(United Artists 1969)
Lorsqu’on parle de Can, les albums les plus régulièrement cités sont les formidables Ege Bamyasi et Tago Mago, chefs d’œuvre de krautrock planant, expérimental et trippant que certains qualifieraient aujourd’hui de “barré”, faute de pouvoir qualifier leur étrangeté et leur fascinante complexité.
Avant que le chanteur japonais Damo Suzuki ne traumatise les auditoires de ses cris perçants et de son interprétation habitée, le groupe allemand avait pour figure de proue un autre chanteur, un noir américain nommé Malcolm Mooney. Sa présence au sein de Can dura des débuts du groupe en 1968 jusqu’à 1970, pendant les années formatives du groupe qu’il mena avec un style vocal à mi-chemin entre spoken word et râle alcoolisé très éloigné de son successeur.
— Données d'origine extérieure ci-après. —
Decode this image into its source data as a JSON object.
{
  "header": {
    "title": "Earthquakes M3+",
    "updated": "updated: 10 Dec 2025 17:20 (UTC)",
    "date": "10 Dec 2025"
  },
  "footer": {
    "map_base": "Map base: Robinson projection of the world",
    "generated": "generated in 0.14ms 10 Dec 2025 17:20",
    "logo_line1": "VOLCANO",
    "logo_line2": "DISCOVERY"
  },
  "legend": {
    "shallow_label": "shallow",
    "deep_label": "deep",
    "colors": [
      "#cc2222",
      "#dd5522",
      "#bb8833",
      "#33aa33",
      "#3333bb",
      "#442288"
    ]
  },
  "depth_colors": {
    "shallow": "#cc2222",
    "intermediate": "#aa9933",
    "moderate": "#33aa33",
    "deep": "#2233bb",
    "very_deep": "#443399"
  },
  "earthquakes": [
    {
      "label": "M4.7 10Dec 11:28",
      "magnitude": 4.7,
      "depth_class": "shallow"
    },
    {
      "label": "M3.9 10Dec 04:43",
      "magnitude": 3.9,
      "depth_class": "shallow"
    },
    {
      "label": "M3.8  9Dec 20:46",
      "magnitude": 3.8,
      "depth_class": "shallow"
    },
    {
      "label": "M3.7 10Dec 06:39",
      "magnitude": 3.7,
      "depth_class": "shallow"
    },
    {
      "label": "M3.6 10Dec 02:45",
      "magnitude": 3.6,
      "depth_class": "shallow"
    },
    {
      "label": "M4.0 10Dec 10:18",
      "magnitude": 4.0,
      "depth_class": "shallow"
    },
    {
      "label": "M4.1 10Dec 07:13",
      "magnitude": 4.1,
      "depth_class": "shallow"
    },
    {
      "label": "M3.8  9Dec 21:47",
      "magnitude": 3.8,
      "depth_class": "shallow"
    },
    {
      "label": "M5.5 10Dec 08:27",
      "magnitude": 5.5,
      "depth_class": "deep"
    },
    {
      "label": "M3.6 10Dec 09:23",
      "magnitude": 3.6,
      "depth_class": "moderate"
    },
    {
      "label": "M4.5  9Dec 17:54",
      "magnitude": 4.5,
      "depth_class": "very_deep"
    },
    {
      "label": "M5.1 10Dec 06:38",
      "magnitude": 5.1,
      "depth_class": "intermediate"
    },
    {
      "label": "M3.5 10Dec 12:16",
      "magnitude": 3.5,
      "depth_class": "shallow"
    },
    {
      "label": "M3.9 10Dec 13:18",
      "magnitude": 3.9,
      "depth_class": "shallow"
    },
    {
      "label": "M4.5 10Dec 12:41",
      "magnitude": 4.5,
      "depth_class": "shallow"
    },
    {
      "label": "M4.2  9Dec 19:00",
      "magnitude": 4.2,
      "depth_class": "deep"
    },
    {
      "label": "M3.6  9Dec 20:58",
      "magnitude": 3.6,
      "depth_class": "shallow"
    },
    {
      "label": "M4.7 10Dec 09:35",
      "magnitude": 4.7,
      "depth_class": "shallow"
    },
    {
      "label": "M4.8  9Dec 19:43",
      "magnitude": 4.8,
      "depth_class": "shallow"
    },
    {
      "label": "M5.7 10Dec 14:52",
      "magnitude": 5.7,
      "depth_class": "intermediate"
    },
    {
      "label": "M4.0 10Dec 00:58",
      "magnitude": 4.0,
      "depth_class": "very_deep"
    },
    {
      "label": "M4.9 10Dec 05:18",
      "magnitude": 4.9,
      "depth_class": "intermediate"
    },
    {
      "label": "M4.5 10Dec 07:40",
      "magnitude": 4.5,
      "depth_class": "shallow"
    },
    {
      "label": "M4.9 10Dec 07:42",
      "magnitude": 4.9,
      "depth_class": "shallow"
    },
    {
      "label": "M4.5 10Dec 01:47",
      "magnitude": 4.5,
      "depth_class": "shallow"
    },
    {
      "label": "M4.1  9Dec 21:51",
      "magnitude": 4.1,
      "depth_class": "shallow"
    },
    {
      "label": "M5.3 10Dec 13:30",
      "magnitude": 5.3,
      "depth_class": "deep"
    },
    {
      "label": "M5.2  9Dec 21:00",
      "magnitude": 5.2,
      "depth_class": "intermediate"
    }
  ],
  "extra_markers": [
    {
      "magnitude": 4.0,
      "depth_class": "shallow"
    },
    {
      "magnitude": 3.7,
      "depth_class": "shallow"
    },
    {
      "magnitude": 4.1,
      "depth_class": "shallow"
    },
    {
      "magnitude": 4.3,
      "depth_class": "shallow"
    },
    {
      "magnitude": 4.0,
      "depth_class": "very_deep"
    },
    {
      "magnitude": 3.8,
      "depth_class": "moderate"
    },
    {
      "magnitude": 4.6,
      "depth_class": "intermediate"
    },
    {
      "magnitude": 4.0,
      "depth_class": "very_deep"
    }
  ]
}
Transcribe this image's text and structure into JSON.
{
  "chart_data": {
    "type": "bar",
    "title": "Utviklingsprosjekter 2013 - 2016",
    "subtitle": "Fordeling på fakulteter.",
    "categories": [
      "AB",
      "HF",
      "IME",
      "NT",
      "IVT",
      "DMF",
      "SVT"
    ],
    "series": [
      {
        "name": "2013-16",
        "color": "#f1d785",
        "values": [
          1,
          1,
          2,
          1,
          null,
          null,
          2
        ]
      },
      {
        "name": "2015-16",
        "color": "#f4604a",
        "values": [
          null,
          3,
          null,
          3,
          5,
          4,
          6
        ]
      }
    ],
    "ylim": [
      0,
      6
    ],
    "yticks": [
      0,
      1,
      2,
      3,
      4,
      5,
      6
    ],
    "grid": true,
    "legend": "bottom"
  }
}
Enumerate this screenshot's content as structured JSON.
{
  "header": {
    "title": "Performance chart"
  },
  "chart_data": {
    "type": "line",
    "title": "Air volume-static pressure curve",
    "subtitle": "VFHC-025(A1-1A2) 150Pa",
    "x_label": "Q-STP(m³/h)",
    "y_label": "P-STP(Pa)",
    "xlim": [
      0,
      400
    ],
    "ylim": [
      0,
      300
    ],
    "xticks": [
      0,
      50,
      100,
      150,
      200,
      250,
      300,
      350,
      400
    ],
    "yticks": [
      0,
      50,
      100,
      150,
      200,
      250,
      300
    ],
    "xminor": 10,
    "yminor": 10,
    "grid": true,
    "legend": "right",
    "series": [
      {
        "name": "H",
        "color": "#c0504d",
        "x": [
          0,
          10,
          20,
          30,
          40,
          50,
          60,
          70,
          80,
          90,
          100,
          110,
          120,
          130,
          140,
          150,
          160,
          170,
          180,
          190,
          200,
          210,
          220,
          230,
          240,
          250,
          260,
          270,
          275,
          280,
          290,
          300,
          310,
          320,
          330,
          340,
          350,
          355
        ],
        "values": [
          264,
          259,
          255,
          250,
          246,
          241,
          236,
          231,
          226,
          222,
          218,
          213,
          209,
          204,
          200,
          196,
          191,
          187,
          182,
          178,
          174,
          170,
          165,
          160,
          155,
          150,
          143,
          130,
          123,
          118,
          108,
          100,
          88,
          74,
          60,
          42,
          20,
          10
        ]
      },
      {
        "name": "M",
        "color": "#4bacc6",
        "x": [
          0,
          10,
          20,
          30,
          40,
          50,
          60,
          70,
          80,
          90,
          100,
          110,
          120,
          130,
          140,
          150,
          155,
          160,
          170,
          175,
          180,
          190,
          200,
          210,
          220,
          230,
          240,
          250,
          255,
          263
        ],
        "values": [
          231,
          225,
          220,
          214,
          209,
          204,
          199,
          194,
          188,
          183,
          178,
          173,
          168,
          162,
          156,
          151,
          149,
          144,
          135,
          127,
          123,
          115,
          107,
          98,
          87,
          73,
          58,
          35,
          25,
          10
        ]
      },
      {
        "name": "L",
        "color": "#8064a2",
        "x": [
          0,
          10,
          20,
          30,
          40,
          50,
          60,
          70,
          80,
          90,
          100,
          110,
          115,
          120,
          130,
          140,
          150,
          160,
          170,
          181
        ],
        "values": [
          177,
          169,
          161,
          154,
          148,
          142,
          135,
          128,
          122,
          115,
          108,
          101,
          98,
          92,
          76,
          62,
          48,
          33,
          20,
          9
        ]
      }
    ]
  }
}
De ces premières années, Monster Movie et sa pochette qui cite à la fois le personnage de Galactus des comics Marvel et les portraits sans visage des peintures de René Magritte, est le meilleur témoignage (Soundtracks sorti en 1970 contient déjà des morceaux avec Suzuki, et les balbutiements du groupe n’ont vu le jour sur disque qu’en 1981 avec Delay 1968).
Comme de nombreux albums de cette époque, Monster Movie possède un morceau planant de 22 minutes qui dure le temps d’une face entière. Comme d’autres artistes de cette époque, le Can de 1969 (qui s’appelait alors The Can, comme le montre la pochette) était au croisement des chemins et se cherchait encore entre rock psychédélique, hard-rock et rock progressif primitif. Les prémices du minimalisme du groupe se trouvent à divers passages de cet album aux multiples facettes, toutes fascinantes.
La face A contient trois morceaux. Deux d’entre eux sont menés par une basse mélodique très dynamique, une guitare électrique emplie de fuzz et un synthétiseur strident. Si “Outside My Door” aurait pu figurer sur une compilation à la Nuggets avec son riff explosif et sa rythmique qui s’inspire de celle d’un train en mouvement (“I can hear a train whistle outside my door” chante Mooney), “Father Cannot Yell” invente carrément le post punk près d’une décennie avant que ce mouvement n’émerge dans le sillage de groupes tels que The Fall avec sa rythmique insistante et ce texte craché par Mooney comme un discours furieux. L’influence de ce morceau transparait sur des groupes actuels tels que Cheveu ou Liars. Le troisième morceau, “Mary, Mary So Contrary” est le détournement d’une comptine séculaire en morceau psychédélique planant qui navigue dans les mêmes eaux que les Pink Fairies de Never Neverland.
La face B “You Doo Right” est une histoire à elle seule, 20 minutes de jam bouillonnante extraites d’une session de six heures durant lesquelles le groupe, en transe, s’est laissé emporter par des rythmes tribaux hypnotiques jusqu’au bout de la fatigue. Mooney y scande le titre du morceau comme un mantra, qu’il entrecoupe de passages tirés d’une lettre d’amour, au romantisme pseudo-biblique (“you made a believer out of me baby”, “once I was blind now I can see”). Le chanteur y apparait comme possédé, dans un état psychique inquiétant. Rien d’étonnant à l’écoute de ce morceau qu’il ait quitté le groupe l’année suivante et soit rentré aux Etats-Unis, sur recommandation de son psy qui s’inquiétait de sa santé mentale.
La suite de la carrière de Can est connue : le groupe a ensuite engagé Damo Suzuki, un artiste tout aussi dérangé, rencontré par le groupe alors qu’il faisait la manche dans la rue en chantant. Le son du groupe s’est affiné jusqu’à aboutir à ce son minimaliste qui a fait sa renommée et Can n’est plus jamais retourné dans des eaux aussi psychédéliques que celles traversées au cours de ce Monster Movie magistral. Bien que les musiciens s’en défendent, ce Can là possède une base rock solide, qui tranche avec le son futur du groupe. Peu de groupes possèdent un premier album “de jeunesse” aussi stupéfiant que ce Monster Movie.
1. Father Cannot Yell *
2. Mary, Mary So Contrary
3. Outside My Door *
4. Yoo Doo Right *
Vidéos :
“Outside My Door”
Vinyle :
Une pochette étrange, où apparaît Galactus, le dévoreur de mondes de l’univers Marvel, sans visage, ce qui donne un côté Magritte à la pochette. Notez le nom du groupe en bas à droite, “The Can”.